Somewhere along Route 50 I also got schooled on modern country music. When I was a teenager and thought I was the hippest one around, I will admit that I pooed pooed country music. To say that I was a music snob is a huge understatement. But as I have grown up a little (?!) I find myself embracing all kinds of music regardless of labels and divisions, if it makes me throw off my shoes and dance or sing my heart out, or stirs something within me, then it is well and good. I learned to respect a lot of music that I probably won't listen to on a daily basis. Everyone has a right to tell their stories however they want. See, me = mature. 

I have always loved old country, the Johnny Cash, the Loretta Lynn, but modern, popular country has always escaped me, I don't know, maybe I still have a little snootiness in me. But over the last couple years I have dove head first into bluegrass and folksy and traditional music, meaning if it has banjo and/or an accordion in it, I probably love it. This makes a perfect transition into so many other music circles.

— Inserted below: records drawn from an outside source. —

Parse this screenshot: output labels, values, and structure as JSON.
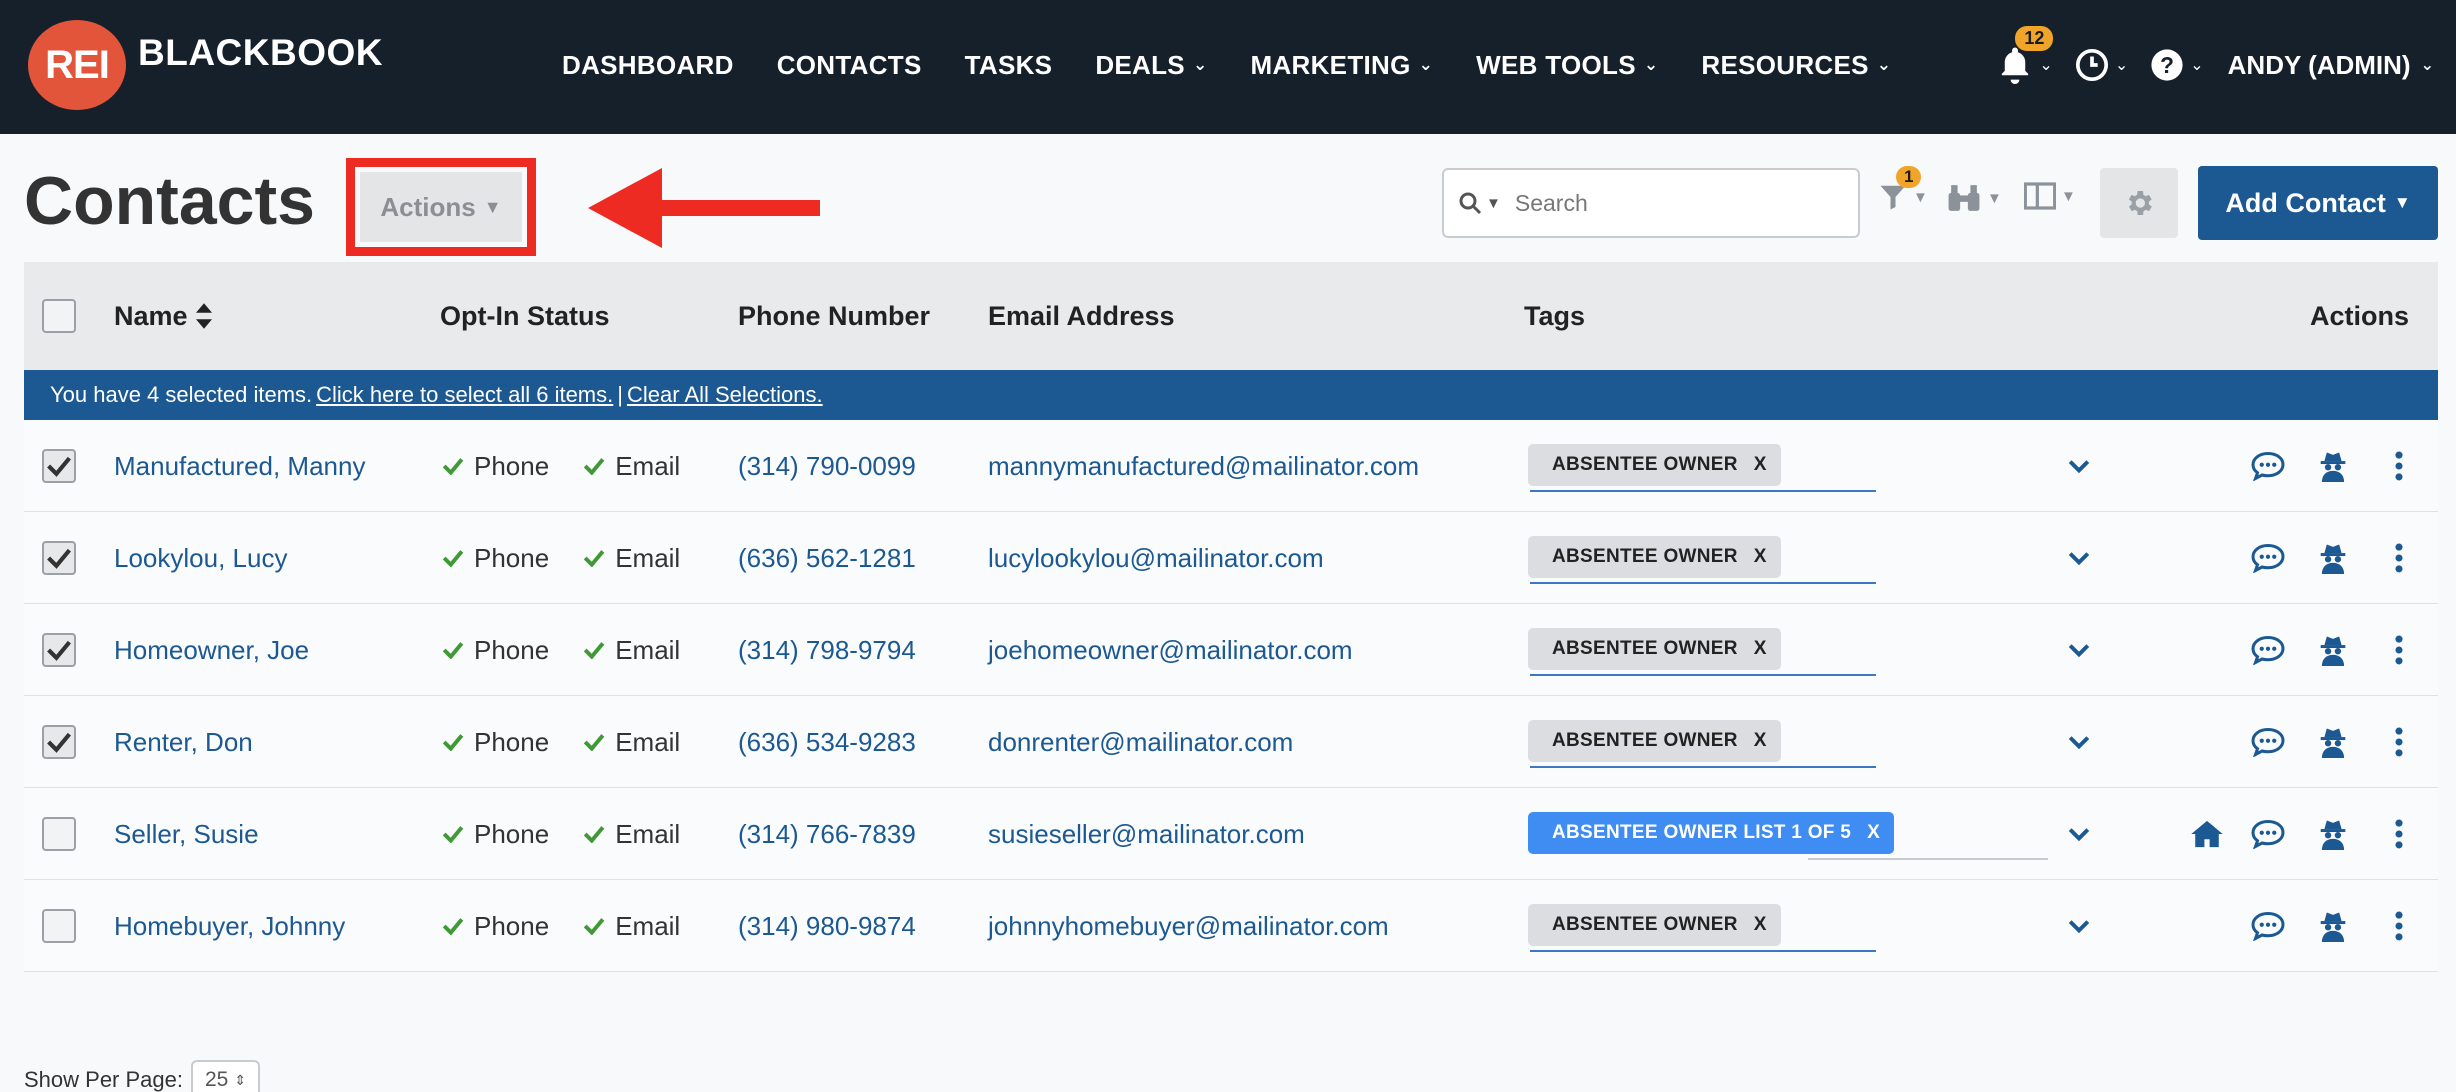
{
  "brand": {
    "badge": "REI",
    "name": "BLACKBOOK"
  },
  "nav": {
    "items": [
      {
        "label": "DASHBOARD",
        "dropdown": false
      },
      {
        "label": "CONTACTS",
        "dropdown": false
      },
      {
        "label": "TASKS",
        "dropdown": false
      },
      {
        "label": "DEALS",
        "dropdown": true
      },
      {
        "label": "MARKETING",
        "dropdown": true
      },
      {
        "label": "WEB TOOLS",
        "dropdown": true
      },
      {
        "label": "RESOURCES",
        "dropdown": true
      }
    ],
    "notifications_count": "12",
    "user": "ANDY (ADMIN)"
  },
  "page": {
    "title": "Contacts",
    "actions_label": "Actions",
    "search_placeholder": "Search",
    "filter_count": "1",
    "add_contact_label": "Add Contact"
  },
  "table": {
    "headers": {
      "name": "Name",
      "opt_in": "Opt-In Status",
      "phone": "Phone Number",
      "email": "Email Address",
      "tags": "Tags",
      "actions": "Actions"
    },
    "selection": {
      "prefix": "You have 4 selected items.",
      "select_all": "Click here to select all 6 items.",
      "separator": "|",
      "clear": "Clear All Selections."
    },
    "opt_phone": "Phone",
    "opt_email": "Email",
    "rows": [
      {
        "name": "Manufactured, Manny",
        "phone": "(314) 790-0099",
        "email": "mannymanufactured@mailinator.com",
        "tag": "ABSENTEE OWNER",
        "checked": true,
        "home": false
      },
      {
        "name": "Lookylou, Lucy",
        "phone": "(636) 562-1281",
        "email": "lucylookylou@mailinator.com",
        "tag": "ABSENTEE OWNER",
        "checked": true,
        "home": false
      },
      {
        "name": "Homeowner, Joe",
        "phone": "(314) 798-9794",
        "email": "joehomeowner@mailinator.com",
        "tag": "ABSENTEE OWNER",
        "checked": true,
        "home": false
      },
      {
        "name": "Renter, Don",
        "phone": "(636) 534-9283",
        "email": "donrenter@mailinator.com",
        "tag": "ABSENTEE OWNER",
        "checked": true,
        "home": false
      },
      {
        "name": "Seller, Susie",
        "phone": "(314) 766-7839",
        "email": "susieseller@mailinator.com",
        "tag": "ABSENTEE OWNER LIST 1 OF 5",
        "checked": false,
        "home": true
      },
      {
        "name": "Homebuyer, Johnny",
        "phone": "(314) 980-9874",
        "email": "johnnyhomebuyer@mailinator.com",
        "tag": "ABSENTEE OWNER",
        "checked": false,
        "home": false
      }
    ],
    "tag_remove": "X"
  },
  "footer": {
    "per_page_label": "Show Per Page:",
    "per_page_value": "25"
  },
  "colors": {
    "nav_bg": "#16202b",
    "brand_red": "#e2553b",
    "primary": "#1c5892",
    "badge": "#f0a52a",
    "highlight": "#ee2b23",
    "tag_blue": "#3f8cf3"
  }
}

S, who was driving, loves country music. She talks with all the excitement  about different performers and bands  and going to concerts that same way I do. And when someone is that passionate about music, any type of music, you should listen because they are just not sharing their tastes, they are sharing a little bit of themselves.  As we scanned through the radio stations looking for good country songs, I learned a lot. Ask me about the bands Sugarland or Lady Antebellum, I totally know all about them now!  I will have to say that S always lets me gush and rattle on about whatever album or band that I am listen to at the moment, without even rolling her eyes. Music tastes are a personal thing, and sometimes sharing them with others can be scary. If they hate the music you love, does that mean there is something about you that they don't like? But music also the the power (wow, I feel I am being soo dramatic) to bring people together and learn about and from each. It's pretty amazing like that. Oh, I love music. I do.

So kids, moral of the story: Go the beach, eat some brie, read good books (Steinbeck!!!), and listen to all types of music.